Pour séduire les riches clients, Michel Gosse ne ménage pas ses efforts. Et tente un jour un coup de poker : « J’ai contacté Lalique pour leur soumettre la commande d’un riche Saoudien, qui voulait des robinets en cristal. Le rendez-vous d’une demi-heure, âprement négocié, a duré une demi-journée et s’est soldé par un accord de partenariat, scellé par une poignée de mains et une coupe de champagne ! Non seulement j’avais convaincu par l’incroyable qualité des prototypes dévoilés, mais cette célèbre maison centenaire voyait là l’opportunité de se diversifier. » Cette association avec Lalique, voilà de quoi booster instantanément la notoriété de THG Paris, indispensable à son développement hors des frontières. Et de quoi attirer d’autres maisons prestigieuses comme Baccarat, Daum, Christofle, Bernardaud et Manufacture de Monaco.

Forte de ces atouts, THG a été labellisée Entreprise du patrimoine vivant en 2012 par le ministère de l’Economie. Et de 2014 à 2016, son chiffre d’affaires a affiché une croissance de 32%, pour atteindre 40 millions d’euros, réalisés à 85% à l’étranger. Ainsi, six filiales et de nombreux showrooms sont répartis dans 65 pays, dont la Chine, les Etats-Unis, la Russie et au Moyen-Orient. « Nous sommes désormais prescrits par les plus grands architectes et décorateurs et prenons régulièrement des chantiers à des ténors du secteur comme le Groupe Kohler« , annonce fièrement le directeur général.

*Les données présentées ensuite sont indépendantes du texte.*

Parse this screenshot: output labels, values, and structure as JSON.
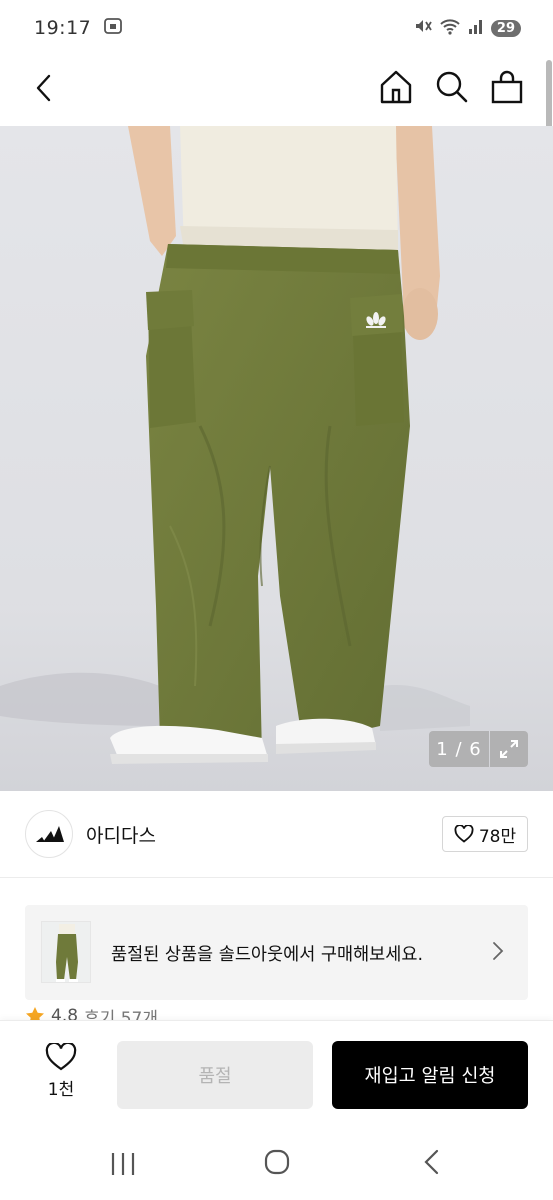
{
  "status_bar": {
    "time": "19:17",
    "battery": "29"
  },
  "product": {
    "image_counter": "1 / 6",
    "brand_name": "아디다스",
    "like_count": "78만",
    "rating": "4.8",
    "review_label": "후기 57개"
  },
  "soldout_banner": {
    "text": "품절된 상품을 솔드아웃에서 구매해보세요."
  },
  "bottom_bar": {
    "wish_count": "1천",
    "soldout_label": "품절",
    "restock_label": "재입고 알림 신청"
  },
  "colors": {
    "accent": "#000000",
    "pants": "#6f7a3a",
    "star": "#f5a623"
  },
  "icons": [
    "back-arrow-icon",
    "home-icon",
    "search-icon",
    "shopping-bag-icon",
    "expand-icon",
    "heart-icon",
    "chevron-right-icon",
    "star-icon",
    "recents-icon",
    "home-circle-icon",
    "back-icon"
  ]
}
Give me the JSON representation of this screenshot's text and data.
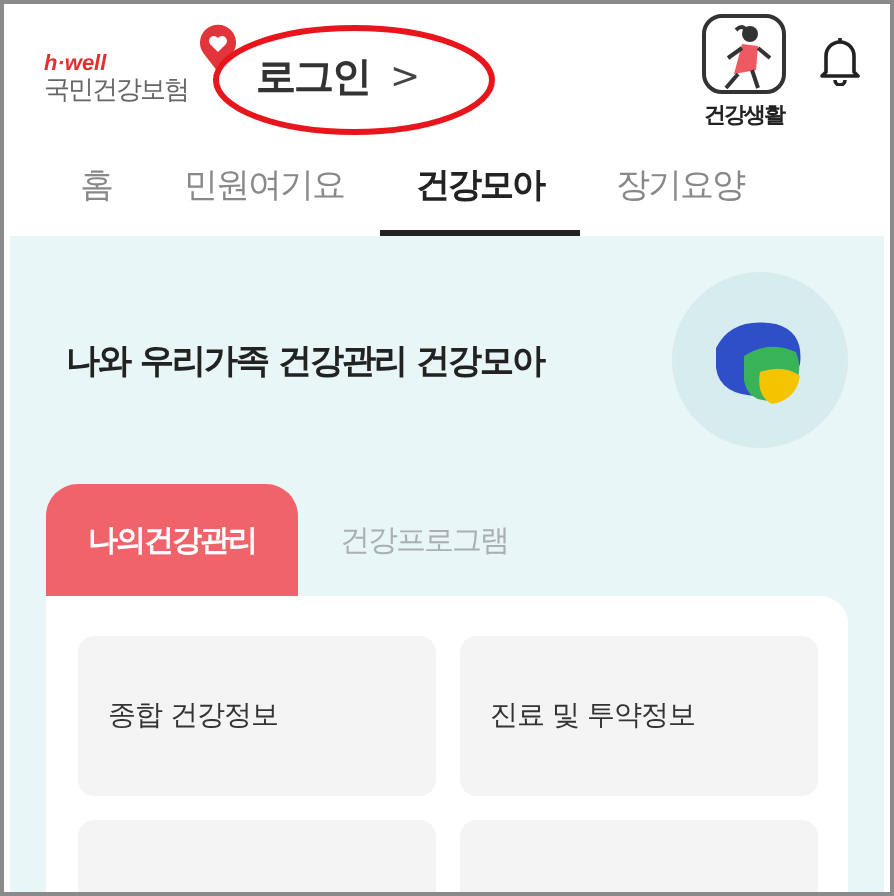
{
  "header": {
    "logo": {
      "tagline": "h·well",
      "name": "국민건강보험"
    },
    "login": {
      "label": "로그인",
      "chevron": ">",
      "highlighted": true
    },
    "health_life": {
      "label": "건강생활"
    }
  },
  "tabs": [
    {
      "label": "홈",
      "selected": false
    },
    {
      "label": "민원여기요",
      "selected": false
    },
    {
      "label": "건강모아",
      "selected": true
    },
    {
      "label": "장기요양",
      "selected": false
    }
  ],
  "panel": {
    "title": "나와 우리가족 건강관리 건강모아",
    "subtabs": [
      {
        "label": "나의건강관리",
        "selected": true
      },
      {
        "label": "건강프로그램",
        "selected": false
      }
    ],
    "menu_items": [
      {
        "label": "종합 건강정보"
      },
      {
        "label": "진료 및 투약정보"
      },
      {
        "cut_off": true
      },
      {
        "cut_off": true
      }
    ]
  }
}
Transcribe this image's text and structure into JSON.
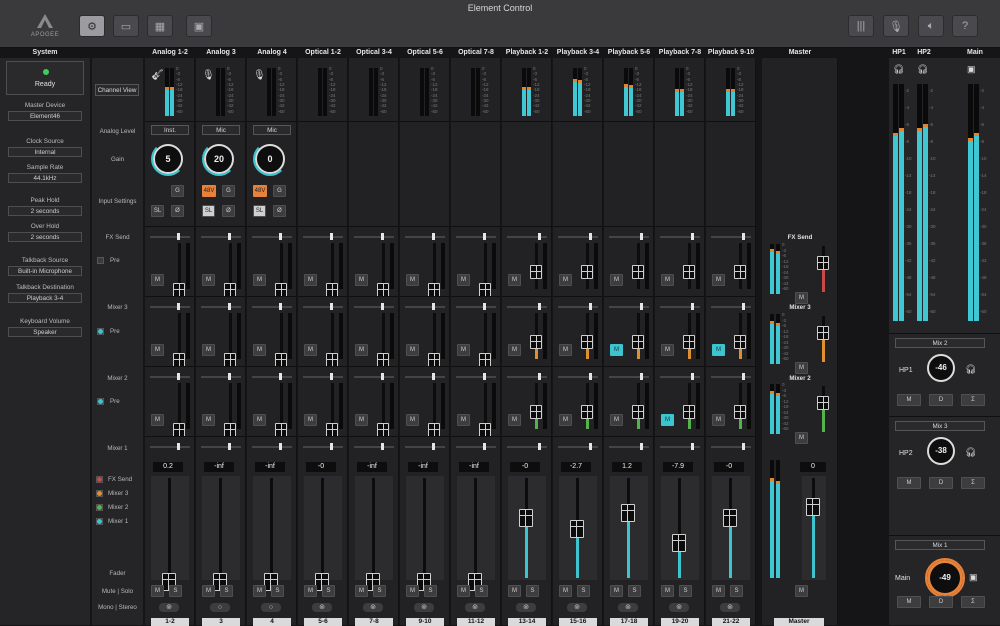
{
  "window": {
    "title": "Element Control"
  },
  "logo": {
    "text": "APOGEE"
  },
  "headers": {
    "system": "System",
    "channels": [
      "Analog 1-2",
      "Analog 3",
      "Analog 4",
      "Optical 1-2",
      "Optical 3-4",
      "Optical 5-6",
      "Optical 7-8",
      "Playback 1-2",
      "Playback 3-4",
      "Playback 5-6",
      "Playback 7-8",
      "Playback 9-10"
    ],
    "master": "Master",
    "outputs": [
      "HP1",
      "HP2",
      "Main"
    ]
  },
  "system": {
    "status": "Ready",
    "items": [
      {
        "label": "Master Device",
        "value": "Element46"
      },
      {
        "label": "Clock Source",
        "value": "Internal"
      },
      {
        "label": "Sample Rate",
        "value": "44.1kHz"
      },
      {
        "label": "Peak Hold",
        "value": "2 seconds"
      },
      {
        "label": "Over Hold",
        "value": "2 seconds"
      },
      {
        "label": "Talkback Source",
        "value": "Built-in Microphone"
      },
      {
        "label": "Talkback Destination",
        "value": "Playback 3-4"
      },
      {
        "label": "Keyboard Volume",
        "value": "Speaker"
      }
    ]
  },
  "rowlabels": {
    "channel_view": "Channel View",
    "analog_level": "Analog Level",
    "gain": "Gain",
    "input_settings": "Input Settings",
    "fx_send": "FX Send",
    "pre": "Pre",
    "mixer3": "Mixer 3",
    "mixer2": "Mixer 2",
    "mixer1": "Mixer 1",
    "fader": "Fader",
    "mute_solo": "Mute | Solo",
    "mono_stereo": "Mono | Stereo"
  },
  "legend": [
    {
      "label": "FX Send",
      "color": "#c94848"
    },
    {
      "label": "Mixer 3",
      "color": "#e0902e"
    },
    {
      "label": "Mixer 2",
      "color": "#52b44a"
    },
    {
      "label": "Mixer 1",
      "color": "#3cc4cf"
    }
  ],
  "meter_scale": [
    "0",
    "-3",
    "-6",
    "-12",
    "-18",
    "-24",
    "-30",
    "-42",
    "-60"
  ],
  "out_scale": [
    "-2",
    "-4",
    "-6",
    "-8",
    "-10",
    "-14",
    "-18",
    "-24",
    "-30",
    "-36",
    "-42",
    "-48",
    "-54",
    "-60"
  ],
  "analog": [
    {
      "level": "Inst.",
      "gain": "5",
      "has48v": false
    },
    {
      "level": "Mic",
      "gain": "20",
      "has48v": true
    },
    {
      "level": "Mic",
      "gain": "0",
      "has48v": true
    }
  ],
  "input_buttons": {
    "g": "G",
    "v48": "48V",
    "sl": "SL",
    "phase": "Ø"
  },
  "mute": "M",
  "solo": "S",
  "channels_fader": [
    "0.2",
    "-inf",
    "-inf",
    "-0",
    "-inf",
    "-inf",
    "-inf",
    "-0",
    "-2.7",
    "1.2",
    "-7.9",
    "-0"
  ],
  "channel_numbers": [
    "1-2",
    "3",
    "4",
    "5-6",
    "7-8",
    "9-10",
    "11-12",
    "13-14",
    "15-16",
    "17-18",
    "19-20",
    "21-22"
  ],
  "master": {
    "fx_label": "FX Send",
    "mix3_label": "Mixer 3",
    "mix2_label": "Mixer 2",
    "fader_value": "0",
    "name": "Master"
  },
  "outputs": {
    "mix2": {
      "title": "Mix 2",
      "name": "HP1",
      "value": "-46"
    },
    "mix3": {
      "title": "Mix 3",
      "name": "HP2",
      "value": "-38"
    },
    "mix1": {
      "title": "Mix 1",
      "name": "Main",
      "value": "-49"
    },
    "buttons": {
      "m": "M",
      "d": "D",
      "sigma": "Σ"
    }
  }
}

Pas question de se reposer sur ses lauriers pour autant : « Nous prospectons de nouveaux marchés comme l’Inde, l’Indonésie et le Japon. Et nous sommes en pourparlers avec un artiste plasticien réputé pour un partenariat qui rapprocherait THG du monde de l’art », s’enthousiasme Michel Gosse, passionné d’art et d’objets de luxe, qui développe depuis plusieurs années des collaborations avec des designers de renom. Le premier fut le Français Jean-Claude Delépine qui, dès la fin des années 1970, a imaginé la salle de bains en véritable pièce à vivre en créant pour THG une ligne haut de gamme baptisée Diplomate. Depuis, de nombreux autres designers de renommée mondiale ont travaillé pour la marque, notamment Pierre-Yves Rochon, Jamie Drake, Olivia Putman et Chantal Thomass. De quoi imposer THG Paris comme le leader incontesté de la robinetterie de luxe.

La saga THG : du design au grand luxe

  • 1956 : L’ex-Robinetterie de la Poste à Béthencourt-sur-Mer, en Picardie, devient THG.
  • 1977 : Première incursion dans le secteur du luxe avec la gamme Diplomate, signée J.-C. Delépine.
  • 1989 : Michel Gosse, époux de Laurence Tétard, actionnaire, est nommé directeur général.
  • 2000 : Partenariat inédit avec Lalique : la dizaine de collections s’exporte partout dans le monde.
  • 2017 : Inauguration d’un showroom à New York et ouverture d’une filiale à Moscou.